In some ways, it isn’t the fault of journalists. They are being asked to do the impossible. No one can know everything or even most things. That is why the author suggests that journalists should specialize and only report on what they are experts on.
“Journalists’ knowledge deficit does not appear to be a major concern within their profession. In 2008, the Knight Foundation created a blue-ribbon commission aimed at strengthening journalism so that it could better serve communities’ “information needs.” None of the panel’s fourteen recommendations spoke to journalism’s knowledge deficit. 31 Yet the public has a sense of it. In a Freedom Forum study, journalist Robert Haiman found that although the public “respects the professional and technical skills [of] journalists,” it feels that journalists “don’t have an authoritative understanding of the complicated world they have to explain to the public.” In the five cities where he held public forums (Nashville; New London, Connecticut; Phoenix; San Francisco; and Portland, Oregon), Haiman heard repeated complaints from local civic and business leaders who questioned reporters’ preparation. “We heard stories,” he writes, “about reporters who did not know the difference between debt and equity, who did not know basic legal terminology used in a trial, and who had little idea of how manufacturing , wholesaling, distributing, and retailing actually work and relate to each other.” 32”
Journalists know little about even the wealthy and powerful they report upon. It isn’t their job to understand because that might mean questioning. If the corporate owners and management of newsrooms wanted informed intelligent journalists, they would hire such people. The point is that news is about business, not knowledge and understanding.
These journalists live in their own media bubble. They know even less about those who aren’t wealthy and powerful. As a college dropout, I know more about many issues, from poverty to racism, than does the average journalist. Having a good looking face and speaking clearly, for the job of journalists, is more important than being informed and insightful.
“If journalists are, as has been claimed, “the custodians of the facts,” 33 their armament is sometimes akin to that of a palace guard. It is difficult to protect the facts in those instances when someone else commands them. 4.”
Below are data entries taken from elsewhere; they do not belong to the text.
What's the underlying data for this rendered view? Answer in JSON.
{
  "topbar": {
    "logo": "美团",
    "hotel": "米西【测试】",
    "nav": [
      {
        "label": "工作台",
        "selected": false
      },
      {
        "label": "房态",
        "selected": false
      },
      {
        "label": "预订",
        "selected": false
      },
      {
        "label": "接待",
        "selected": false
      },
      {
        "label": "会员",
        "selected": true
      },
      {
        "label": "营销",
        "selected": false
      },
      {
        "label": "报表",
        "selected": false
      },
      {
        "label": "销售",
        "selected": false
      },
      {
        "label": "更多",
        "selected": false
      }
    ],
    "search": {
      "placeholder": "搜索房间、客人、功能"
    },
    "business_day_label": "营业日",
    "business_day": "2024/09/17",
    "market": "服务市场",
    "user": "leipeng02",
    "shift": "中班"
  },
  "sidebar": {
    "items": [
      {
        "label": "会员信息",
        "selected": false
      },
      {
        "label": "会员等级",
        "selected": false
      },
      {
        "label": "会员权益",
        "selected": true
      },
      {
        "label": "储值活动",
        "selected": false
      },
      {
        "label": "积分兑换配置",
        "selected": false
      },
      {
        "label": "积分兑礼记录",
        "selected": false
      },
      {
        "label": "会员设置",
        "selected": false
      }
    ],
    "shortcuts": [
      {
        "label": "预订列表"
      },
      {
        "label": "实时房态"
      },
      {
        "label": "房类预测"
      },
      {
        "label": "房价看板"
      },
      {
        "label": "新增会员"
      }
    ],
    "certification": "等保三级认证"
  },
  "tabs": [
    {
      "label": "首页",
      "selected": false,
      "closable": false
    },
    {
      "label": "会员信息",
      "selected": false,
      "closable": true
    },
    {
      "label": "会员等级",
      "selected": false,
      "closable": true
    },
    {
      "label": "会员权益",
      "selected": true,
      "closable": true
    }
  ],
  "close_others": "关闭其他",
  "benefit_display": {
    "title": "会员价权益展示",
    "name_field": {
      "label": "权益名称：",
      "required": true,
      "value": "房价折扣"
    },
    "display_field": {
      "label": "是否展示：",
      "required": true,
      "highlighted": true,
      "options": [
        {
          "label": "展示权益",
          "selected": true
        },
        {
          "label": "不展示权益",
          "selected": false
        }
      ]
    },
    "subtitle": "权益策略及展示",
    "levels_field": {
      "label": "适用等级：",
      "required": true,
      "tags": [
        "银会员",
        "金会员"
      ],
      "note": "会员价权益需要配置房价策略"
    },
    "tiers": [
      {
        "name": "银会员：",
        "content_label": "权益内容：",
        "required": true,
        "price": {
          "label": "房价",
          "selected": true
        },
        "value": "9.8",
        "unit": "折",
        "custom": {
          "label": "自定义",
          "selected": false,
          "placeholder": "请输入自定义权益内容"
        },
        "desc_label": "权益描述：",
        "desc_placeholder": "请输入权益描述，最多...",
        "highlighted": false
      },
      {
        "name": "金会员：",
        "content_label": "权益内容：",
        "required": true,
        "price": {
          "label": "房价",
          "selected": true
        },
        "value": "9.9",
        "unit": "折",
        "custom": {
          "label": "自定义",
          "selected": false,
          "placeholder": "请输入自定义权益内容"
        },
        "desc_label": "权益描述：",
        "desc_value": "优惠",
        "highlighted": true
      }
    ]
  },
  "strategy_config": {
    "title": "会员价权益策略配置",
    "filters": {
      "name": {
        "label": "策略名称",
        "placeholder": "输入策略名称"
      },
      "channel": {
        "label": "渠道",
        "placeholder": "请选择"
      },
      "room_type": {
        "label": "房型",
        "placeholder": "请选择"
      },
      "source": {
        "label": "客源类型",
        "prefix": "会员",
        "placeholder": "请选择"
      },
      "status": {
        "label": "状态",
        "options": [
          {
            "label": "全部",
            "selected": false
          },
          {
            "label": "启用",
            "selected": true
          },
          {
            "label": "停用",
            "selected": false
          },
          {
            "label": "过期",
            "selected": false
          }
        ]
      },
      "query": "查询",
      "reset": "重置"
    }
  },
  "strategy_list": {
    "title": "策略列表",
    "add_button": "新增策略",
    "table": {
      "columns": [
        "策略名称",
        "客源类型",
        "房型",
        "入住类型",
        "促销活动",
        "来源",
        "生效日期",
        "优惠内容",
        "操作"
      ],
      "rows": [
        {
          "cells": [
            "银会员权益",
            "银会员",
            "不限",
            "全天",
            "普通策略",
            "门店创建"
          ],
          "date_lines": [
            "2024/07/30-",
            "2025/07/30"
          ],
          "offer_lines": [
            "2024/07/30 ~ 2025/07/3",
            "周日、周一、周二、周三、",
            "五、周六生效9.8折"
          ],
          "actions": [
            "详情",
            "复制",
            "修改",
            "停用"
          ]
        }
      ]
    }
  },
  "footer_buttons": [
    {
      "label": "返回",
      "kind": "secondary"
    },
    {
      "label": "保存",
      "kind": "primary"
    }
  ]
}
That is the whole point. Journalists, generally speaking, aren’t independent actors. Most of them are employees. And most of them are employed by big business. They work for corporations that are subsidiaries of a few holders of all of mass media. They are part of a media oligopoly.
“When it comes to a subject of more than average complexity, the truth in news typically comes from outside of journalism. The news media, Lippmann argued, “can normally record only what has been recorded for it by the working of institutions. Everything else is argument and opinion.” 34”
Journalists are just extensions of the organizations and mouthpieces of the institutions they are enmeshed in. Why would we expect anything different from them? Demanding higher standards of the employees of corporations is only meaningful if we demand higher standards of the corporations that employ them. The first higher standard we should demand is a breaking up of the media oligopoly.